Dissident members of Columbia Credit Union asked a state court here last week to enforce their petition seeking a special membership meeting where they hope to recall the board of the prospective credit union convert.

The move came four days after state regulators backed off their earlier pledge to enforce the rare petition, signed by 3,600 members of the $620-million credit union, the largest credit union to vote on a conversion to mutual savings bank.

"There's a lot of issues that need to be discussed by members of Columbia Credit Union," stated Lloyd Marbet, one of the organizers of the petition drive, who said his group, Save Columbia CU, would still like to recall the credit union board even after the plan to convert to a bank was scrapped.

Members of the group had been counting on the state's Department of Financial Institutions to enforce the petition after it issued a letter to Columbia last month validating the petition and directing the credit union to hold the special meeting. The state regulator issued several warnings to the credit union since then of a civil administrative action to enforce the special meeting if the credit union did not do so on its own.

But in an about-face, the DFI agreed to let credit union officials and directors off the hook in exchange for a deal to allow the dissidents an opportunity to run a slate for a minority of the board's nine seats at this spring's annual meeting. Under the deal, the credit union agreed to delay the annual meeting from March 16 until April 27 and to extend the period for nominating candidates to allow Save Columbia CU to run a slate.

Scott Kinney, a spokesperson for the DFI, said the department believed the settlement was in the best interests of both the credit union and its members.

"Our goal in this process was to achieve a settlement that benefits all members of the credit union-not just the board or the petitioning group," said Helen Howell, director of the DFI. "We have devoted many staff hours to reaching a fair resolution. In the end, we are pleased that we could facilitate an agreement that will allow the membership to be heard at Columbia's upcoming annual meeting."

Not Satisfied With Deal

But the dissident members were not satisfied with the deal, which was negotiated with little of their input. Even though the credit union board had indicated its willingness to halt its conversion efforts, one of the main aims of the special meeting, they still want a chance to have the directors answer for their actions. "They need to be held accountable for how they handled the whole thing," said Steve Straub, one of the leaders of the dissident group and the former CEO of Columbia.

Among the issues they want reviewed at a special meeting are allegations of improprieties and illegalities uncovered by NCUA during a 10-week review of last fall's conversion vote.
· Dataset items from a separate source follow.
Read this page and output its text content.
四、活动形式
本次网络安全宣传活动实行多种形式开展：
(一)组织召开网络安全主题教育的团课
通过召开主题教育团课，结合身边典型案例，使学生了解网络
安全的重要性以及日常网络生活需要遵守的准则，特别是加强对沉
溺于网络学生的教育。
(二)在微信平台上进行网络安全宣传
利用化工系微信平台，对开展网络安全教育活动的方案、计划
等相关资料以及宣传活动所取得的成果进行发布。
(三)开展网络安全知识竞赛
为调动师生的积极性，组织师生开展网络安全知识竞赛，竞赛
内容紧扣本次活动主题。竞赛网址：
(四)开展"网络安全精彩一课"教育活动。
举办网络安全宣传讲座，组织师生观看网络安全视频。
The federal regulator found that the vote, which passed by a narrow margin, was carefully set to favor the conversion and that management mislead voting members about plans to eventually sell the credit union to the public in an initial public stock offering.

"The credit union has said a lot of things. We don't know what's true and what's not," said Marbet.

Marbet's group, the Oregon Conservancy Foundation, which has a $1 million endowment from civil litigation settlement last year, will pay attorneys fees in the suit, he said.

In its petition to the Clark County Superior Court, the dissidents asked that the court order the credit union to enforce its bylaws, which require that a special membership meeting be held upon request by 2,000 petitioning members, and for the DFI to enforce state laws allowing for a special meeting upon a valid member petition.

A hearing in the case is scheduled for Feb. 25.